Comment by Someone1234
11 days ago
Windows 95 has some legitimate problem but one thing that was nice is that Microsoft (and Apple) were doing Skeuomorph, so training users to use it was a joy. It was designed to be easy to learn. Today they don't really care how users are trained, and just assume they'll figure it out.
PS - Yes, Skeuomoric concepts age out, like Floppy Disk-Save Icons, but the concept still has merit. It can help "ground" the experience.
They were not doing skeuomorphism. They were using simple visual clues, like "bevels" on buttons, to convey the existence of a control and its state. They weren't disguising controls as "paint" on "felt" on a gaming table, as Apple Game Center did at the peak of their cheesiness.
The overreaction known as "flat" design (AKA no design) has fortunately started to recede. Still... some derelict "designers" are still deliver Advent calendars instead of usable applications.

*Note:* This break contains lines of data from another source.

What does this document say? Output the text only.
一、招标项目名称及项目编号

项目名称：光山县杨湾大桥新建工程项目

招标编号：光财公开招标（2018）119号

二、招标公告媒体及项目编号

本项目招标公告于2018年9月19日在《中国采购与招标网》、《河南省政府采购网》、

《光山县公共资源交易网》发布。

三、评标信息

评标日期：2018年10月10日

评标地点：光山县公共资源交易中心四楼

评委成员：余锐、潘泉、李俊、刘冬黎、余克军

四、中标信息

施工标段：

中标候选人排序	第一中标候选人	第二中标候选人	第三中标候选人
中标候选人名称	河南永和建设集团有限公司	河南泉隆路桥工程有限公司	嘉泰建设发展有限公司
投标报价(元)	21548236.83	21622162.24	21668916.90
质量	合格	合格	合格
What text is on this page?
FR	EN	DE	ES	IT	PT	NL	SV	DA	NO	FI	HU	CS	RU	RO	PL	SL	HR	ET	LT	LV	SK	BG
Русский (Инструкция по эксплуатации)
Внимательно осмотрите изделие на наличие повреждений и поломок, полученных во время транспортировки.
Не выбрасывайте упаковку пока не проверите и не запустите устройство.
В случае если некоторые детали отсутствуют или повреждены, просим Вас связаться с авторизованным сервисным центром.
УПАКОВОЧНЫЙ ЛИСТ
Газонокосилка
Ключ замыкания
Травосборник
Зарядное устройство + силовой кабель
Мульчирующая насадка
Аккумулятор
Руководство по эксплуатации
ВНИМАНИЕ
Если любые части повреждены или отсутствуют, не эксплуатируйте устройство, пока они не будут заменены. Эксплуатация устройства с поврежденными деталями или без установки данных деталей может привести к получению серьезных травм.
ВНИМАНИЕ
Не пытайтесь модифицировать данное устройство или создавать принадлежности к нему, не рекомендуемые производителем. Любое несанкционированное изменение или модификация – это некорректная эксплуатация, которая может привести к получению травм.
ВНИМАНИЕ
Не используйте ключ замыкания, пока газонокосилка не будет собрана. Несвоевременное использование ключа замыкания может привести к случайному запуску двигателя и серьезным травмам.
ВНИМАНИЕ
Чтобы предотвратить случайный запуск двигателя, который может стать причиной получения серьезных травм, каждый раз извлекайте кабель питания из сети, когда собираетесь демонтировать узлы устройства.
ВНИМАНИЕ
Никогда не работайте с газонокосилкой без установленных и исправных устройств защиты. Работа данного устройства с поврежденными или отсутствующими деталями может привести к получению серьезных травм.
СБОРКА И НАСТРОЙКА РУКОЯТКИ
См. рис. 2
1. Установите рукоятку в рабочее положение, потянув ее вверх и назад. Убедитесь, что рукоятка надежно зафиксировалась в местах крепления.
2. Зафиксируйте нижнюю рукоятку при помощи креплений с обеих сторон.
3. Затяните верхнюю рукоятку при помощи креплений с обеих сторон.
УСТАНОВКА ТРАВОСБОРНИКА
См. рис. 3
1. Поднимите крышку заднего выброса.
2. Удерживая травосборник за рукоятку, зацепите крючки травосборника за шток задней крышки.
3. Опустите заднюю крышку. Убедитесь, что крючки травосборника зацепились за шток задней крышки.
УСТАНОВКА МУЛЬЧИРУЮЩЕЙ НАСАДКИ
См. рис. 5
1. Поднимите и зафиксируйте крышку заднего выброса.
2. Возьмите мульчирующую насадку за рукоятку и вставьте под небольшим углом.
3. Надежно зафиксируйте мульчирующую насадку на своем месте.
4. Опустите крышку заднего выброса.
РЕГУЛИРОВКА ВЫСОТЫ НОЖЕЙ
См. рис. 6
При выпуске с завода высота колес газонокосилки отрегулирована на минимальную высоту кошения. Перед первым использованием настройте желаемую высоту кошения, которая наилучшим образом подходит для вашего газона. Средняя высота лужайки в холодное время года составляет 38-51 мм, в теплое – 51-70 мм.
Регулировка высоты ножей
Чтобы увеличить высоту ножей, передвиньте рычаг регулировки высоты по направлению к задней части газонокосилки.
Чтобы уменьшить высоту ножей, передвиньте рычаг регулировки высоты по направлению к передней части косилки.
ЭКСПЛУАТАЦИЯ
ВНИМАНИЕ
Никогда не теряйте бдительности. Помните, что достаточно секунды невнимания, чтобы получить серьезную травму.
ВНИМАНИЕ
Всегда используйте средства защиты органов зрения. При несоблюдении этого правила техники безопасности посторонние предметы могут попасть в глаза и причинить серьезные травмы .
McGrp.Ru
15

I hate to think how much has been written on whether icons need to be updated because the picture isn't literal to the device it uses now, compared that link broken years ago and being more abstract representing a concept. I wonder if in a few years when some cars may be driven by hub motors will there be some moaning that the icon in an engine check light needs changing.
There's so many options on what icons could be for the thing they represent you'll never please everyone, why is forwards a right facing arrow and backwards left facing? (Is this swapped for right-to-left languages?) Why not representing Z-depth away/forwards towards/back? What does reload have to do with rotation?